The German Socio-Economic Panel (GSOEP) is a longitudinal study that's been tracking 12,000 households and 20,000 individuals since 1984. Each year, the members complete in-depth surveys tracking all sorts of data. Some of these gauge life satisfaction and keep the researchers up-to-date on major life changes. From this bounty of information, researchers have produced a number of intriguing findings, including the chart below:
What the graph shows is an increase in relative life satisfaction in the years before and leading up to marriage, but a marked decrease in the years following. Marriage, it would seem, is making people miserable.
But that, of course, is not necessarily true. If marriage really were so unpleasant, then far fewer people would be doing it. Instead, what the table more likely displays is the near futility of measuring life satisfaction with any sort of accuracy.
Let's look at the table a different way. Instead of interpreting a causal effect (which is incorrect), the graph may be more indicative of a decision-making heuristic at work. In other words, people are subconsciously taking a mental shortcut to assess overall life satisfaction, basing their opinion on easily retrievable information.
As explained by psychologist Daniel Kahneman, "...the score that you quickly assign to your life is determined by a small sample of highly available ideas, not by carefully weighting the domains of your life."
For example, in an amusing experiment conducted in 1983, a team led by noted psychologist Norbert Schwarz asked subjects to rate their overall life satisfaction on both sunny and rainy days. Those interviewed on a bright, sunny day reported being more satisfied with their lives in general compared with those interviewed on an overcast, rainy day.

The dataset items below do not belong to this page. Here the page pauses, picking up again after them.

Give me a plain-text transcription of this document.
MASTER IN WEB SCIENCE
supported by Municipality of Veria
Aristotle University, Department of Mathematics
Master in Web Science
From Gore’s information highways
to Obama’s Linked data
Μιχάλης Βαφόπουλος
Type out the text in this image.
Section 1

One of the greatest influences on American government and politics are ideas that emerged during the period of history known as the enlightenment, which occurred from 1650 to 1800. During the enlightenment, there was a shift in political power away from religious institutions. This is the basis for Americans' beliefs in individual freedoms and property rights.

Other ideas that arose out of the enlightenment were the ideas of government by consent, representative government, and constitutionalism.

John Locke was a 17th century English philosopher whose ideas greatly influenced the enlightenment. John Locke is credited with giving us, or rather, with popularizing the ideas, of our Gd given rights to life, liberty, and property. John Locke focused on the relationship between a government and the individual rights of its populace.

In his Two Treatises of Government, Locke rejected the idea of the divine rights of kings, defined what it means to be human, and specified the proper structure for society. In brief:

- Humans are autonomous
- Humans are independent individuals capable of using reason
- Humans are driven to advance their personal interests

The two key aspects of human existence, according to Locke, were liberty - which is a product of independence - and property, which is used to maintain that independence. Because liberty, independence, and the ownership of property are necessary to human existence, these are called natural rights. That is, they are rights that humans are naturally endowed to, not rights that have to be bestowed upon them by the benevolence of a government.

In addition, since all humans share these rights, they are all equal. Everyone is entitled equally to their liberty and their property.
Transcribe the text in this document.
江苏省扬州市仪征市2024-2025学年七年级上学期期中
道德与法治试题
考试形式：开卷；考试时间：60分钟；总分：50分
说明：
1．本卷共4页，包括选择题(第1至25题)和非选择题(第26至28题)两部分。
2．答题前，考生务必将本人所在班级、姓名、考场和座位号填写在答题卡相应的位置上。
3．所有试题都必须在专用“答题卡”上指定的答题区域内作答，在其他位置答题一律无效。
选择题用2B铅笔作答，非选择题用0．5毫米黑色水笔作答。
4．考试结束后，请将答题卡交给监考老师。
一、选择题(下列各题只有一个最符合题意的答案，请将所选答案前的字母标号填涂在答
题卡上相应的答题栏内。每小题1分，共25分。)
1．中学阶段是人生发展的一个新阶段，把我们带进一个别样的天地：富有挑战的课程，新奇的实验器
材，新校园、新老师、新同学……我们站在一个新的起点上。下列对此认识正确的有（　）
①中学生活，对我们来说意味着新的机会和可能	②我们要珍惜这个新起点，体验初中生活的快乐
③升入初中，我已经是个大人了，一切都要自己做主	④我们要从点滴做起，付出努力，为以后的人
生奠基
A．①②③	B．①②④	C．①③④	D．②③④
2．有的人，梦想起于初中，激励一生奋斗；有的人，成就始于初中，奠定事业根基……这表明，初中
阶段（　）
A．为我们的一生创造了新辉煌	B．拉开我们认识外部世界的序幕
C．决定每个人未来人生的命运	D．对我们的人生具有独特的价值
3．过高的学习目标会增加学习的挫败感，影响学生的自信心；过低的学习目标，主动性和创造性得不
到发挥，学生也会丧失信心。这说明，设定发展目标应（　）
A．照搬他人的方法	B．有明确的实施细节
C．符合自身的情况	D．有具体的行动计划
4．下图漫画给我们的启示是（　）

In another, more sly experiment, Schwarz's team set up a situation whereby half of the subjects would -- by apparent luck -- discover a dime on a photocopy machine before being interviewed. Though the good fortune was meager by most standards, the respondents who stumbled upon it reported significantly higher life satisfaction than those who did not.
These studies corroborate Kahneman's analysis: that people are fickle with their assessments of life satisfaction, basing such evaluations upon their current mood state. With this in mind, let's return to the marriage graph.
"People who recently married, or are expecting to marry in the near future, are likely to retrieve that fact when asked a general question about their life," Kahneman states. Since marriage -- by and large -- is viewed as a great boon, they will probably deem their lives more satisfying.
So, concludes Kahneman, "Figure 16 can be read as a graph of the likelihood that people will think of their recent or forthcoming marriage when asked about their life."
Hurray! Marriage is vindicated of causing abject misery!
Primary Source: Daniel Kahneman (25 October 2011). Thinking, Fast and Slow. Macmillan. ISBN 978-1-4299-6935-2.